Bilkent University
Department of Computer Engineering


Novelty Detection in Topic Tracking


Cem Aksoy
MSc. Student
Computer Engineering Department
Bilkent University

News portals provide many services to the news consumers such as information retrieval, personalized information filtering, summarization and news clustering. Additionally, many news portals using multiple sources enable their users to evaluate developments from different perspectives by richening the content. However, increasing number of sources and incoming news makes it difficult for news consumers to find news of their interest in news portals. Different types of organizational operations are applied to ease browsing over the news. New event detection and tracking (NEDT) is one of these operations which aim to organize news with respect to the events that they report.

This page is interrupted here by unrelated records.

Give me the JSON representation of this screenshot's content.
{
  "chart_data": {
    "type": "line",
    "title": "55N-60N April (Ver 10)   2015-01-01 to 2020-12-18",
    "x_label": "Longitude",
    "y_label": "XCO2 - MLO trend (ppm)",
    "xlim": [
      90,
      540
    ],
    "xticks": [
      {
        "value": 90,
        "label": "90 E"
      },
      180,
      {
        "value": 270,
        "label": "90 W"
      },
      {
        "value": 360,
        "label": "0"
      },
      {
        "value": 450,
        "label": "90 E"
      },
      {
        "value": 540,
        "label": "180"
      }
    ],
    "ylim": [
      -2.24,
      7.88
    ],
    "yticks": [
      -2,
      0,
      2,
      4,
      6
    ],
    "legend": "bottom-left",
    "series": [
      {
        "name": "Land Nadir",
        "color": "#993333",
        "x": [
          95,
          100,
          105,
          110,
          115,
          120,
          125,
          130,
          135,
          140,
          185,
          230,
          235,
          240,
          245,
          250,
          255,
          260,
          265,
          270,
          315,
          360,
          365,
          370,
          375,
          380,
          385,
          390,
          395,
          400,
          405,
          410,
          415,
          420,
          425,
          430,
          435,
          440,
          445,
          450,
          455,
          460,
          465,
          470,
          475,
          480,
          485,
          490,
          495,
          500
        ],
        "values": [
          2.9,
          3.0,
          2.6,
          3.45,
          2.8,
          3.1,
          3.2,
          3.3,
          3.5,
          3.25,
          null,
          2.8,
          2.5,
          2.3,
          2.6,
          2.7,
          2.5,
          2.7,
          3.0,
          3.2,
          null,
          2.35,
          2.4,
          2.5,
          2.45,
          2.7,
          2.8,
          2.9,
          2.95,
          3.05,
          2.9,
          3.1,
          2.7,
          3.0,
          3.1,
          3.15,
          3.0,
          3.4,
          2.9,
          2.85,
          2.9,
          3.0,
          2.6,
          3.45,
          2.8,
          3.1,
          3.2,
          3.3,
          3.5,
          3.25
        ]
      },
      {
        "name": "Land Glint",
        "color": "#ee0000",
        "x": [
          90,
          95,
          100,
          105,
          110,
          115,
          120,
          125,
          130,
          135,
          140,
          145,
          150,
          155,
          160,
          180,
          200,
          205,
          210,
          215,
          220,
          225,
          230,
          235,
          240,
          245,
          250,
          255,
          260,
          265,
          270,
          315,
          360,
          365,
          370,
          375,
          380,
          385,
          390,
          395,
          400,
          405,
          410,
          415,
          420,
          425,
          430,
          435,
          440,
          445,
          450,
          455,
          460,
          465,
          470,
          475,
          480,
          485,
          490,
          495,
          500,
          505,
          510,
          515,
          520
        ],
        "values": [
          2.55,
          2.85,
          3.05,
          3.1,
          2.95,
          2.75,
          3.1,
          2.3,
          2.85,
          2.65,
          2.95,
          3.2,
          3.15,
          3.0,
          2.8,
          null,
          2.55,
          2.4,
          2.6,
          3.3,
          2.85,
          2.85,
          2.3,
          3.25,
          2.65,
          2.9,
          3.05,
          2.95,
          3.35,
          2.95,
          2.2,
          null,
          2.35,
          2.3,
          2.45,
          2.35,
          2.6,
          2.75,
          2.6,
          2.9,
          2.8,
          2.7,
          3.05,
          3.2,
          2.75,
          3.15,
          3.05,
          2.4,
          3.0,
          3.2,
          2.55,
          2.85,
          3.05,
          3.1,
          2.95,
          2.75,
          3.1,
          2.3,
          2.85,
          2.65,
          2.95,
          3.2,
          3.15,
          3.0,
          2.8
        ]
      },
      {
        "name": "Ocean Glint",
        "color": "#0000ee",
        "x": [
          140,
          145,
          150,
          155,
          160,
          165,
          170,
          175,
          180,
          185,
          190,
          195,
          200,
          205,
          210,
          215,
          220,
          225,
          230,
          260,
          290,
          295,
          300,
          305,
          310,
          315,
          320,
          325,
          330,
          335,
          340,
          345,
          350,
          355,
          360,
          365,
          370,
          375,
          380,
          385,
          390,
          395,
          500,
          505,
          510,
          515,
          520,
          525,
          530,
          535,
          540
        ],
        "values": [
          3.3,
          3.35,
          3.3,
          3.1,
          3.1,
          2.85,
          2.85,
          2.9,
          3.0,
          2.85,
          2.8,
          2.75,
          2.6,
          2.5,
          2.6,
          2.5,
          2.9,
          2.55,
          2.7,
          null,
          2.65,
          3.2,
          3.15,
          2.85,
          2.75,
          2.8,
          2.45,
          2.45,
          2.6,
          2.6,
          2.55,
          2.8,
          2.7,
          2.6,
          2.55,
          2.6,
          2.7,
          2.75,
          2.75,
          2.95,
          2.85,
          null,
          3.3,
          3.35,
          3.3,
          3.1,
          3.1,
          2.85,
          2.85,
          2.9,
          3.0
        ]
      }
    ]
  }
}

NEDT may not also be enough by itself to satisfy the news consumers. needs because of the repetitions of the information that may occur in the tracking news of a topic due to usage of multiple sources. In this thesis, we investigate usage of novelty detection (ND) in tracking news of a topic. For this aim, we built a Turkish ND experimental collection consisting of 59 topics with an average of 51 tracking news. We propose an effective and efficient ND method based on cover coefficient concept which is also language independent. We report experimental results using both Turkish dataset and TREC Novelty Track 2004 dataset. Additionally, we experiment on category-based threshold learning which has not been worked on previously in ND literature. We also provide some experimental pointers for ND in Turkish such as restriction of document vector lengths and usage of preprocessing methods.


DATE: 23 July, 2010, Friday @ 14:40